La situation sanitaire, liée à la crise COVID, a par ailleurs rendu plus difficile les contacts entre la mère et son fils, alors même que les éléments du dossier montrent l’intérêt manifesté en détention par Mme [J] pour [V].
Enfin, comme le souligne fort justement Mme la procureure générale dans ses réquisitions, il doit être tenu compte des circonstances qui ont précédé l’incarcération, des blessures constatées sur la personne de Mme [J] et sur celle de son fils [V], qui n’ont pu qu’aggraver le préjudice généré par la détention finalement injustifiée puisque la situation de légitime défense a été reconnue.

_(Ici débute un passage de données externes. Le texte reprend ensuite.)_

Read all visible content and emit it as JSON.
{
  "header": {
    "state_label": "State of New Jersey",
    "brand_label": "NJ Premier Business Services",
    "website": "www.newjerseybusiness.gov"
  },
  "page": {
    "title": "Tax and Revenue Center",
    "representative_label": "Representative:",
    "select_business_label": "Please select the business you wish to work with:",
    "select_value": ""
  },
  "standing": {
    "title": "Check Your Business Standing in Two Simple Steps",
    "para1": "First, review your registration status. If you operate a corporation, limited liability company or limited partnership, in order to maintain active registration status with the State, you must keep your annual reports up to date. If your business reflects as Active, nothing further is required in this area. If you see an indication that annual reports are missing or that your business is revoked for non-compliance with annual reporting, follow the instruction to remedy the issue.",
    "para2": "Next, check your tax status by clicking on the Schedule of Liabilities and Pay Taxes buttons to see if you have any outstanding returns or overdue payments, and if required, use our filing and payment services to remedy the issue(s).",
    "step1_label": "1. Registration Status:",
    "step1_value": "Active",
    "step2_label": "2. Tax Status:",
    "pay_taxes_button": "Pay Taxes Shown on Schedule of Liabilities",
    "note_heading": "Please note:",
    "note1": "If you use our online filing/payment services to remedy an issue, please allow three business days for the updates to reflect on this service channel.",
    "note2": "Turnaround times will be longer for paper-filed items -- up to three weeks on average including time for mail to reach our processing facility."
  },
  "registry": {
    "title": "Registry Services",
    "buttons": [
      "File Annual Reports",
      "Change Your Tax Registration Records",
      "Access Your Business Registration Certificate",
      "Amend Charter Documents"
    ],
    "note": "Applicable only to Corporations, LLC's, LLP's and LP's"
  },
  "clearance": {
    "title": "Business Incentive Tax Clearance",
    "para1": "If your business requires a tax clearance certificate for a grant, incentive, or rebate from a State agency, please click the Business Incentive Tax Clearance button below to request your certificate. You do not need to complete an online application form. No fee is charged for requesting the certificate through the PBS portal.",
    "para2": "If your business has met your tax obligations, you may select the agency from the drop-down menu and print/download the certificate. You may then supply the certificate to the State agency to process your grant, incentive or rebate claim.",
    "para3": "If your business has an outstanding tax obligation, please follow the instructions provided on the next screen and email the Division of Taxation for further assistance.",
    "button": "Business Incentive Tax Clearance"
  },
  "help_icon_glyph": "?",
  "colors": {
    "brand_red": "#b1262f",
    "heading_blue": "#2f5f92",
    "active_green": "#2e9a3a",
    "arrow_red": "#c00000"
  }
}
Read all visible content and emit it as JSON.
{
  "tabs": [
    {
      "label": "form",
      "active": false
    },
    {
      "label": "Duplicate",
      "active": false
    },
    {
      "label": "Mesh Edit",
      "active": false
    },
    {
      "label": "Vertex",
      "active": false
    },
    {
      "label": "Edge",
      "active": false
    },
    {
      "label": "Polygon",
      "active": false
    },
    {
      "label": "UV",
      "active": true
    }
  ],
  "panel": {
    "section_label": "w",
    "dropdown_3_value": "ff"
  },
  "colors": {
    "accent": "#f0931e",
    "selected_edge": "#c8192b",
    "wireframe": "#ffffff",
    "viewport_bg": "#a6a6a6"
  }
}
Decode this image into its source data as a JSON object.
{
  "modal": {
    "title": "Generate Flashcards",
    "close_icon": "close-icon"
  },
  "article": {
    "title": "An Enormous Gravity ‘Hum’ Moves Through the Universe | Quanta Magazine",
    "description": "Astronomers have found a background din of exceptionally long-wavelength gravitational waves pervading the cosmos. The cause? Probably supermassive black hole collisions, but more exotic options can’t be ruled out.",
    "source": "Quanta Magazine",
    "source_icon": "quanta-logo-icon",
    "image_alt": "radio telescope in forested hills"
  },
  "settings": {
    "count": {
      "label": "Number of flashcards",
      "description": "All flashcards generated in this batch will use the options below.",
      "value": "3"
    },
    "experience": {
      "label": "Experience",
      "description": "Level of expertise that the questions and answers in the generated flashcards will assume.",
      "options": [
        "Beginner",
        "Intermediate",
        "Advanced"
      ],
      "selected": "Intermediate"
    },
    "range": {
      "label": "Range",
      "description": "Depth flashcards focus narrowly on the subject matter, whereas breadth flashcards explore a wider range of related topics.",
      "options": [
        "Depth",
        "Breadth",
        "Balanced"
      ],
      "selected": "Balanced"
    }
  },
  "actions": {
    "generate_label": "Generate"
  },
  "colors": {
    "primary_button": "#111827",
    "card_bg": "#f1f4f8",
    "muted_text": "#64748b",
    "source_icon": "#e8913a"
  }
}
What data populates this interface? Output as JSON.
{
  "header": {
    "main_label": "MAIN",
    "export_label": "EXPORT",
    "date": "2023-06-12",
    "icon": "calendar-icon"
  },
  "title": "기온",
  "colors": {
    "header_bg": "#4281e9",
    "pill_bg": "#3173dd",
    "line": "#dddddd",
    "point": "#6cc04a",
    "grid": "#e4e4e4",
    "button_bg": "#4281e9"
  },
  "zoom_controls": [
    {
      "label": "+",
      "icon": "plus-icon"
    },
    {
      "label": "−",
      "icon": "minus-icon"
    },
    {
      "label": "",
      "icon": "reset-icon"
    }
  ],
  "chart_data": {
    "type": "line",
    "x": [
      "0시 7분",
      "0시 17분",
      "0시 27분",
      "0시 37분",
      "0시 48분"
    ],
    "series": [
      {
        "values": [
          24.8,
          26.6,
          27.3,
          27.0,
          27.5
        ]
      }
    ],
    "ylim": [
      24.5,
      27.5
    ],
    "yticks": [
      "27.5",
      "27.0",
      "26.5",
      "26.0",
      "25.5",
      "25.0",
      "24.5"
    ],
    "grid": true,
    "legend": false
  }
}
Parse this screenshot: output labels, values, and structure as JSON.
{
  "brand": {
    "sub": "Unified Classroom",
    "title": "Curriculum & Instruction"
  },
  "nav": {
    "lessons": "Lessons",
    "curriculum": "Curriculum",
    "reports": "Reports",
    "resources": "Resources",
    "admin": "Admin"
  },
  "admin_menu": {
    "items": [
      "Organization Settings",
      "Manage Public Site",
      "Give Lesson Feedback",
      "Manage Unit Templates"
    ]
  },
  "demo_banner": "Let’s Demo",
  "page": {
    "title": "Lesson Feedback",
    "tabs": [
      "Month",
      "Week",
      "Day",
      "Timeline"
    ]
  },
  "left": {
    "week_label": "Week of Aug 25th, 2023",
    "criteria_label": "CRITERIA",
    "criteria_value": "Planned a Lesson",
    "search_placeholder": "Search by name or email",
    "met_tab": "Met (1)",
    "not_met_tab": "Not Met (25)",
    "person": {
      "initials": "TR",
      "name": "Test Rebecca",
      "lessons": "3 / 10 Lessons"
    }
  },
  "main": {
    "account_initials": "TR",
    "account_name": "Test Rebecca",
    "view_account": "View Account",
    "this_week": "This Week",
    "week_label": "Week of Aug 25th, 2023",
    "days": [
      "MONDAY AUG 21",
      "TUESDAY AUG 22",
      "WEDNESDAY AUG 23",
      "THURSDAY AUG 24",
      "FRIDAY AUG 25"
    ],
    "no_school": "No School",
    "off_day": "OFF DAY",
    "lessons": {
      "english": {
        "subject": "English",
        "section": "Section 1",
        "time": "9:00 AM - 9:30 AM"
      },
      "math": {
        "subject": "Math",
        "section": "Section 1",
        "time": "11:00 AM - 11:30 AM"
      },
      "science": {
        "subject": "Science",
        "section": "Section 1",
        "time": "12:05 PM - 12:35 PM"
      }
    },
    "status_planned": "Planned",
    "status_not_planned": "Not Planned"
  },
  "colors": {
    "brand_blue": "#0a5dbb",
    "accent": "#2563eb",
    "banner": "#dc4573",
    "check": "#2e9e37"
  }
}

En revanche, il ne peut être retenu comme cause d’aggravation les conditions dégradées de la détention, hormis l’isolement lié à la période COVID. Il ressort en effet du dossier que les pièces produites ne sont pas concomitantes de l’incarcération, que la maison des femmes de [Localité 6] ne présente pas de phénomène massif de surpopulation carcérale et qu’il n’est pas rapporté que Mme [J] ait personnellement souffert des conditions éventuellement dégradées de la détention.
Au vu de ces éléments, l’indemnisation du préjudice moral, pour 253 jours de détention, s’évalue à la somme 38 000 euros.
Sur la demande présentée en application de l’article 700 du code de procédure civile
Il est équitable d’allouer à Mme [J] la somme de 1 500 euros sur le fondement de l’article 700 du code de procédure civile.
PAR CES MOTIFS
Statuant publiquement et contradictoirement,
Allouons à Mme [I] [J] une indemnité de 38 000 euros en réparation de son préjudice moral,
Allouons à Mme [I] [J] la somme de 1 500 euros sur le fondement de l’article 700 du code de procédure civile,
Laissons les dépens à la charge du trésor public.
Ainsi fait, jugé et prononcé par M. Christophe REGNARD, premier président de la cour d’appel de Reims, le 14 novembre 2024, en présence de Madame la Procureure générale et du greffier.